Open mdsumner opened 7 years ago
Package datastructures might help
Seems to:
## try using hash to insert the result as we go (or an env?)
hash_scan <- function(edges) {
seen <- rep(FALSE, nrow(edges))
v <- edges[[1]]
j <- 0
cycles <- list()
while(!all(seen)) {
f <- hashmap("character", "character")
f <- insert(f, edges[[1]][!seen], edges[[2]][!seen])
i <- 0
l <- list()
this <- start <- edges[[1]][!seen][1]
repeat({
i <- i + 1
this <- get(f, this)
l[[i]] <- this
#print(i)
if (this == start) break;
})
seen[v %in% unlist(l)] <- TRUE
j <- j + 1
cycles[[j]] <- unlist(l)
}
bind_rows(lapply(cycles, function(x) tibble(index = x)), .id = "path")
}
This should work as pointed out by @mpadge
ggm::fundCycles(igraph::as_adj(igraph::graph_from_data_frame(edges)))
But, as_adj
returns a sparse matrix and ggm wants an full matrix, so this would be prohibitive. Perhaps the ggm logic can be applied to the sparse graph?
@mdsumner i've actually got a find paths routine buried amongst lots of code here and here - crib away to your heart's content. My use-case is a series of user-specified segments hypothesised to contain a closed path, so I first find the longest path that can connect all segments, then find the shortest path through that sequence. You likely only want the latter, and that's the easy bit, and is mostly just the connect_highways()
function.
Nice! That's a good idea, I'll explore those. I'm messing around with Atlantis model geometry at the moment, it's a doubly-connected-edge-list, where the faces (segments) and the boxes (the polygons) are both first class entities, and they need to be interpreted with extension into depth independently as "ribbons" and "volumes", primarily for flux across faces (e.g. ocean current transport between boxes) as well as mass box properties (temperature, salinity). The exact same path/segment flip is required since the entities use a single "vertex pool", and this is directly relevant to animal tracking, integration with remote sensing and ocean/atmosphere models. At root it's a discrete vs. continuous distinction, basically requiring identity and structure at "sub-feature" levels. (QGIS calls this "geometry generators").
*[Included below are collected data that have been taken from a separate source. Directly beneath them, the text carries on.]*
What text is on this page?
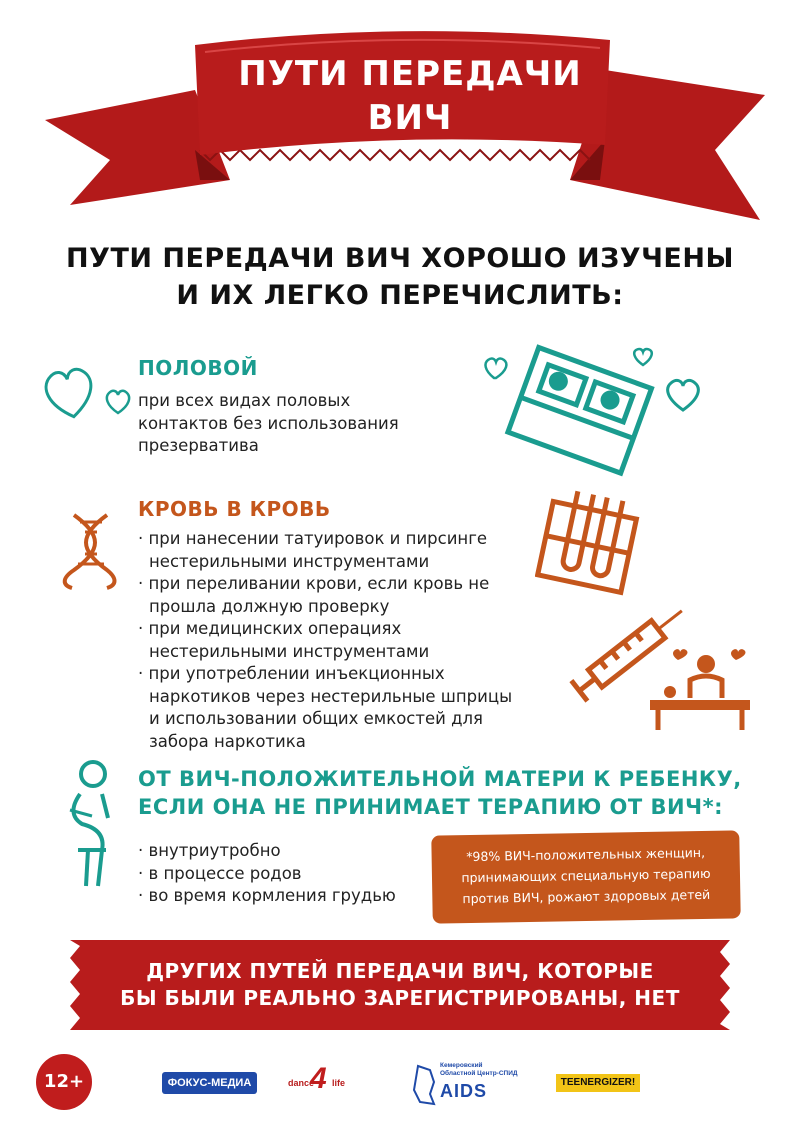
ПУТИ ПЕРЕДАЧИ
ВИЧ
ПУТИ ПЕРЕДАЧИ ВИЧ ХОРОШО ИЗУЧЕНЫ
И ИХ ЛЕГКО ПЕРЕЧИСЛИТЬ:
ПОЛОВОЙ
при всех видах половых
контактов без использования
презерватива
КРОВЬ В КРОВЬ

· при нанесении татуировок и пирсинге нестерильными инструментами

· при переливании крови, если кровь не прошла должную проверку

· при медицинских операциях нестерильными инструментами

· при употреблении инъекционных наркотиков через нестерильные шприцы и использовании общих емкостей для забора наркотика

ОТ ВИЧ-ПОЛОЖИТЕЛЬНОЙ МАТЕРИ К РЕБЕНКУ,
ЕСЛИ ОНА НЕ ПРИНИМАЕТ ТЕРАПИЮ ОТ ВИЧ*:
· внутриутробно
· в процессе родов
· во время кормления грудью
*98% ВИЧ-положительных женщин,
принимающих специальную терапию
против ВИЧ, рожают здоровых детей
ДРУГИХ ПУТЕЙ ПЕРЕДАЧИ ВИЧ, КОТОРЫЕ
БЫ БЫЛИ РЕАЛЬНО ЗАРЕГИСТРИРОВАНЫ, НЕТ
12+	ФОКУС-МЕДИА	dance
4 life
Кемеровский
Областной Центр-СПИД
AIDS	TEENERGIZER!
I hope together we can help identify some of these common patterns and get them appropriately elevated into the basic toolkit.
find_paths
has a reasonable stab at building paths from a set of segments. It's slow, but a doomed attempt at vectorization was exciting until it became clear that it worked only because the test set was actually ordered ... so, yeah.C++ would speed up "cycles()", but it's not really all that slow it's just icky. Test on a really big data set.
Finding paths from segments is good for "removing internal boundaries", that simple features doesn't like, and for being able to do segmenty things with 1D topologies.